Saturday 11/28/20
IMPORTS

Customs reject food with pesticides from Poland, China, Egypt, Peru

At the end of October more shipments of contaminated products had already been rejected than during the entire previous year.

Finnish customs have rejected 37 consignments of food imports due to excess pesticides. According to a press release issued Wednesday by the customs authority (Tulli), at the end of October more shipments of contaminated products had been rejected than during the entire previous year.

During the autumn, excessive pesticide residues were found in Chinese and Peruvian beans, Egyptian dates, Polish tomatoes, fresh Asian dragon fruit, as well as dried chili peppers.

"A total of 20 different pesticide residues were found in the chili peppers, which is quite exceptional, as a maximum of six different pesticide residues are usually found," says Suvi Ojanperä, Head of the Food Chemical Research Division at Tulli.

This year, problems with pesticide residue monitoring have been identified in large batches. For example, five large batches of Indian and Pakistani rice were rejected and nine batches of oranges from Egypt and Israel.

Spanish kale, German beer

In addition, four batches of organic products were rejected due to pesticide residue findings that violate organic legislation. The rejected products were Spanish kale, German non-alcoholic beer, Peruvian Quinoa and Indian ashwagandha powder (medicinal plant commonly used to reduce stress and anxiety).

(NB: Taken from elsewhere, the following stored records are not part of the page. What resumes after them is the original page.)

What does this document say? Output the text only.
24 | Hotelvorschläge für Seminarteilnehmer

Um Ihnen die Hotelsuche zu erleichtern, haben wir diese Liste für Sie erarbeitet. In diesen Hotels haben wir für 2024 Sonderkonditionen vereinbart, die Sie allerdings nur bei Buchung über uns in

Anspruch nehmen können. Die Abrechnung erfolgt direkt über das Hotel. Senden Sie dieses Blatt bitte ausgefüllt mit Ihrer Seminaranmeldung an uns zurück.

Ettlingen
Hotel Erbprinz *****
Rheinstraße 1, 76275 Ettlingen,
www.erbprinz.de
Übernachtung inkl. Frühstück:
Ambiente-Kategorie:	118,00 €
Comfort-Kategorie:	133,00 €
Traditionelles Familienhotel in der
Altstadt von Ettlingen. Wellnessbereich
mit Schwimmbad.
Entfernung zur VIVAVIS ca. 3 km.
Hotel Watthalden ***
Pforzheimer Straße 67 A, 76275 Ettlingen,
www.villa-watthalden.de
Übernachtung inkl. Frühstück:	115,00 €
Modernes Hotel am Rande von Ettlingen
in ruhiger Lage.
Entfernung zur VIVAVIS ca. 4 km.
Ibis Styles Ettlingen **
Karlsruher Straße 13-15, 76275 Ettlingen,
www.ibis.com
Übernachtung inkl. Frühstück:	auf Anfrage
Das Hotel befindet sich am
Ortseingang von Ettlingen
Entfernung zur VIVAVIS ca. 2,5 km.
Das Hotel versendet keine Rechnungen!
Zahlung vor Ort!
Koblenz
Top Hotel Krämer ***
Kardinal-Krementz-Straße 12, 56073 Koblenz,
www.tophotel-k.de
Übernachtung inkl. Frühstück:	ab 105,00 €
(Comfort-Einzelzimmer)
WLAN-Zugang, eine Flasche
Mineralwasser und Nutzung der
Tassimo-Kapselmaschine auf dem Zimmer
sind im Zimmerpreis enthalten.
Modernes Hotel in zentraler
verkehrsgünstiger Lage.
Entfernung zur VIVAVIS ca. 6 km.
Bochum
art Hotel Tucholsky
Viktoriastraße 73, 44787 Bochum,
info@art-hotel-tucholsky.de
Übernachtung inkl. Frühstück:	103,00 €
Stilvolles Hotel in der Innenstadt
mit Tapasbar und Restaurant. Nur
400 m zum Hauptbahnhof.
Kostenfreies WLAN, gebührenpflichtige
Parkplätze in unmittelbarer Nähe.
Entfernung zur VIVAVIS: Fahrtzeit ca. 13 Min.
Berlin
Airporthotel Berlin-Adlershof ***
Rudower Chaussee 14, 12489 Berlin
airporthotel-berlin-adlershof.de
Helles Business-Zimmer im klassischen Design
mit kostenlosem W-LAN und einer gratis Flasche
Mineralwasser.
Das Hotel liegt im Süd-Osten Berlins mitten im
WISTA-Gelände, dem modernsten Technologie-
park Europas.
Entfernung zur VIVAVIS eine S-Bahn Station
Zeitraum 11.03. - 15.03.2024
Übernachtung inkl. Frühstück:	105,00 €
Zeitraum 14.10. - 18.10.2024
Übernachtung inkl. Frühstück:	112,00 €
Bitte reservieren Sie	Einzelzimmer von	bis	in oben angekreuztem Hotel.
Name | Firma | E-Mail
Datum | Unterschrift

According to Customs, the most problematic products tend to come from far away outside the EU, since some pesticides that are completely banned in Europe are allowed in non-EU countries. However, around a third of the rejected batches were imported into Finland through another member state. In those cases, the consignment had already been cleared in another EU country.

In addition to the rejections, Customs has issued remarks for 43 batches of products due to pesticide residues. A note is given in cases where the maximum pesticide level is not exceeded.